“I mean to begin by making some money.”
Gumbril Senior put his hands on his knees, bent forward and laughed, “Ha, ha, ha!” He had a profound bell-like laugh that was like the croaking of a very large and melodious frog. “You won’t,” he said, and shook his head till the hair fell into his eyes. “You won’t,” and he laughed again.
“To make money,” said Mr. Porteous, “one must be really interested in money.”
“And he’s not,” said Gumbril Senior. “None of us are.”
“When I was still uncommonly hard up,” Mr. Porteous continued, “we used to lodge in the same house with a Russian Jew, who was a furrier. That man was interested in money, if you like. It was a passion, an enthusiasm, an ideal. He could have led a comfortable, easy life, and still have made enough to put by something for his old age. But for his high abstract ideal of money he suffered more than Michelangelo ever suffered for his art.
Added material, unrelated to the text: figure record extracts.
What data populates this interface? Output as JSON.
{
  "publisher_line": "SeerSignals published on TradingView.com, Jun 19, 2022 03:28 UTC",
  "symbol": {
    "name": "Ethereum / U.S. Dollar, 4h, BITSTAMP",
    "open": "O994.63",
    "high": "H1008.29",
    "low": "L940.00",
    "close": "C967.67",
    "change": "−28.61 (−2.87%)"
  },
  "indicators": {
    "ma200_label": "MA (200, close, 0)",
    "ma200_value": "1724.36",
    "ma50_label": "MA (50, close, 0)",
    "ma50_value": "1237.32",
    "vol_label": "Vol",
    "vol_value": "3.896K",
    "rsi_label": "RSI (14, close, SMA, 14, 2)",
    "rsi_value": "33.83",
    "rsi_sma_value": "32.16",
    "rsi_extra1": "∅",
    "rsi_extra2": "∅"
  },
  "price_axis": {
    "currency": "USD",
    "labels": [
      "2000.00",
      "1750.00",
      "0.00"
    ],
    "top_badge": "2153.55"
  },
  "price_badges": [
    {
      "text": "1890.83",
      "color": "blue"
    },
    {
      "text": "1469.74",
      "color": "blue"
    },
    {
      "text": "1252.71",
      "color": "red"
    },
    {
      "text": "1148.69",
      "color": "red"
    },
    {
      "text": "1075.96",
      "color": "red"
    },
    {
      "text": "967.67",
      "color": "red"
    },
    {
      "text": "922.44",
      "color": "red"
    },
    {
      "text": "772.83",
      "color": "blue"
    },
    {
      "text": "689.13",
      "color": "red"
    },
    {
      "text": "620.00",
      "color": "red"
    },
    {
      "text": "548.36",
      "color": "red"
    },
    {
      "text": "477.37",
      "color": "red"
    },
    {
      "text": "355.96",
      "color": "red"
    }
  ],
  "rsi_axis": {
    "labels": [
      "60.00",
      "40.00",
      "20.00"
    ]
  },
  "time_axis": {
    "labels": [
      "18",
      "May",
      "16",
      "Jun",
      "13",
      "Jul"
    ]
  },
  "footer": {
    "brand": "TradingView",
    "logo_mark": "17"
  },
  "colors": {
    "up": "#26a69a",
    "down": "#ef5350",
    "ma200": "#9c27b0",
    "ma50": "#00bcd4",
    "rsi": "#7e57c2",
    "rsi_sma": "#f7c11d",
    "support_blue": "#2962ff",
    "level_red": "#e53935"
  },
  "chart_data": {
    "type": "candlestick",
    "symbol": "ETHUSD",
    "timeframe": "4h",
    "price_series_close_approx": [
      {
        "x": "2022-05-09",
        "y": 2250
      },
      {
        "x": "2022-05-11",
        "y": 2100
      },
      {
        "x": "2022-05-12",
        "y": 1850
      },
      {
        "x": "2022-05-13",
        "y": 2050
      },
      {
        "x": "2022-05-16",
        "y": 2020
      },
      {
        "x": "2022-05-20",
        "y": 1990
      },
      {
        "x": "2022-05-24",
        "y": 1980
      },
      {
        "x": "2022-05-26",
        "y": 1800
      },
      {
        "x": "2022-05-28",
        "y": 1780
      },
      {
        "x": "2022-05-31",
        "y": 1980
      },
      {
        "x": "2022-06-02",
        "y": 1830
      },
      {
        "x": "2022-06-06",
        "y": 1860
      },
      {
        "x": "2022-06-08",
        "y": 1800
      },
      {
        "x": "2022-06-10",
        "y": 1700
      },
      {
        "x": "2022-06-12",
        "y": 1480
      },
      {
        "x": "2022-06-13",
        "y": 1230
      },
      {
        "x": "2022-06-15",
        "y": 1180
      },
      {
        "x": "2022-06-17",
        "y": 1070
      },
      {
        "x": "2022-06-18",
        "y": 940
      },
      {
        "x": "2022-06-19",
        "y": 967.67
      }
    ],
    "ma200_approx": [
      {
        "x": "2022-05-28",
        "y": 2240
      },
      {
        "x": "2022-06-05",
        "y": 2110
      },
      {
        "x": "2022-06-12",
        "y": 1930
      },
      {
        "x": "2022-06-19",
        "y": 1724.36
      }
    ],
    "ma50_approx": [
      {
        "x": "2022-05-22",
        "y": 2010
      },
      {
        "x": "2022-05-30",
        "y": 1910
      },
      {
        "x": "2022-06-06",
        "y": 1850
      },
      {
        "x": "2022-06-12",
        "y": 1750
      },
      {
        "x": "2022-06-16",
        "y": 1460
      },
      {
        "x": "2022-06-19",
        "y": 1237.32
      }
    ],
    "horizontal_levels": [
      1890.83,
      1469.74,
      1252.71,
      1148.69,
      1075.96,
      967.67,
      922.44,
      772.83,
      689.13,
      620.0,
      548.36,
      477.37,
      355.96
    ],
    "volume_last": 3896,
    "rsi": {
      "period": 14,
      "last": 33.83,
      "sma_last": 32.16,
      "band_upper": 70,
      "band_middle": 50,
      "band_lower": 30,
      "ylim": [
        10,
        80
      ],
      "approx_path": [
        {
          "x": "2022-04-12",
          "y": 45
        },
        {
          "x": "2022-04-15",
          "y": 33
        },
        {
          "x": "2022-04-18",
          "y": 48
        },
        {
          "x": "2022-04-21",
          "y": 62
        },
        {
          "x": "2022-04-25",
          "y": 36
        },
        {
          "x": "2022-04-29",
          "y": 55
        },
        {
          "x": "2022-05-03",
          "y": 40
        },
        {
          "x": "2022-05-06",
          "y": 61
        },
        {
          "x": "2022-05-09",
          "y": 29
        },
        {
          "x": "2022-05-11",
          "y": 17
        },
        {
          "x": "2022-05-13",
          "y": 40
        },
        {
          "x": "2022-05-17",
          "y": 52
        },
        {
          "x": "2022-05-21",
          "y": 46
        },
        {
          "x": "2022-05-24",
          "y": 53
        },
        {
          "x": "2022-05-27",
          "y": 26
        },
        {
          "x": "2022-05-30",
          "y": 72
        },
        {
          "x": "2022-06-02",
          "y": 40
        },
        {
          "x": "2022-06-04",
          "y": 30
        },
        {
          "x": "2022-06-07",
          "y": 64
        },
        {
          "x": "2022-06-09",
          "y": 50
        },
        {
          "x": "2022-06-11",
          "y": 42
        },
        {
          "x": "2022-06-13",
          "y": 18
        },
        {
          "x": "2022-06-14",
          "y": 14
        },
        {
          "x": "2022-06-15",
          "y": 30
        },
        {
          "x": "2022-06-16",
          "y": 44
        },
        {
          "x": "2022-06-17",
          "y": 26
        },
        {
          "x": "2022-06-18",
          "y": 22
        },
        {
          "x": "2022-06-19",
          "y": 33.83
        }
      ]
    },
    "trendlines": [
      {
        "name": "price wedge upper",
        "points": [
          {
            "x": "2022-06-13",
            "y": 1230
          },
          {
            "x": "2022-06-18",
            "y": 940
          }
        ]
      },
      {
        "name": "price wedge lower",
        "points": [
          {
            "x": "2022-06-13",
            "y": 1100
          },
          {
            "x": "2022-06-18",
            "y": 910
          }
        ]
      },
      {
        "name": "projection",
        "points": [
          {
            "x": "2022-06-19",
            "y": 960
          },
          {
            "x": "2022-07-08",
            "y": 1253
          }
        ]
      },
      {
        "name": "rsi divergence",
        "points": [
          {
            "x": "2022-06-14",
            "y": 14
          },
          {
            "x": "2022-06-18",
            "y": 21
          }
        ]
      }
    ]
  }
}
He used to work nineteen hours a day, and the other five he slept, lying under his bench, in the dirt, breathing into his lungs the stink and the broken hairs. He is now very rich indeed and does nothing with his money, doesn’t want to do anything, doesn’t know what one does do with it. He desires neither power nor pleasure. His desire for lucre is purely disinterested. He reminds me of Browning’s ‘Grammarian.’ I have a great admiration for him.”
Mr. Porteous’s own passion had been for the poems of Notker Balbulus and St. Bernard. It had taken him nearly twenty years to get himself and his family out of the house where the Russian furrier used to lodge. But Notker was worth it, he used to say; Notker was worth even the weariness and the pallor of a wife who worked beyond her strength, even the shabbiness of ill-dressed and none too well-fed children. He had readjusted his monocle and gone on. But there had been occasions when it needed more than the monocle and the careful, distinguished clothes to keep up his morale. Still, those times were over now; Notker had brought him at last a kind of fame—even, indirectly, a certain small prosperity.
Gumbril Senior turned once more towards his son. “And how do you propose,” he asked, “to make this money?”
Gumbril Junior explained. He had thought it all out in the cab on the way from the station. “It came to me this morning,” he said, “in chapel, during service.”
“Monstrous,” put in Gumbril Senior, with a genuine indignation, “monstrous these mediæval survivals in schools! Chapel, indeed!”
“It came,” Gumbril Junior went on, “like an apocalypse, suddenly, like a divine inspiration. A grand and luminous idea came to me—the idea of Gumbril’s Patent Small-Clothes.”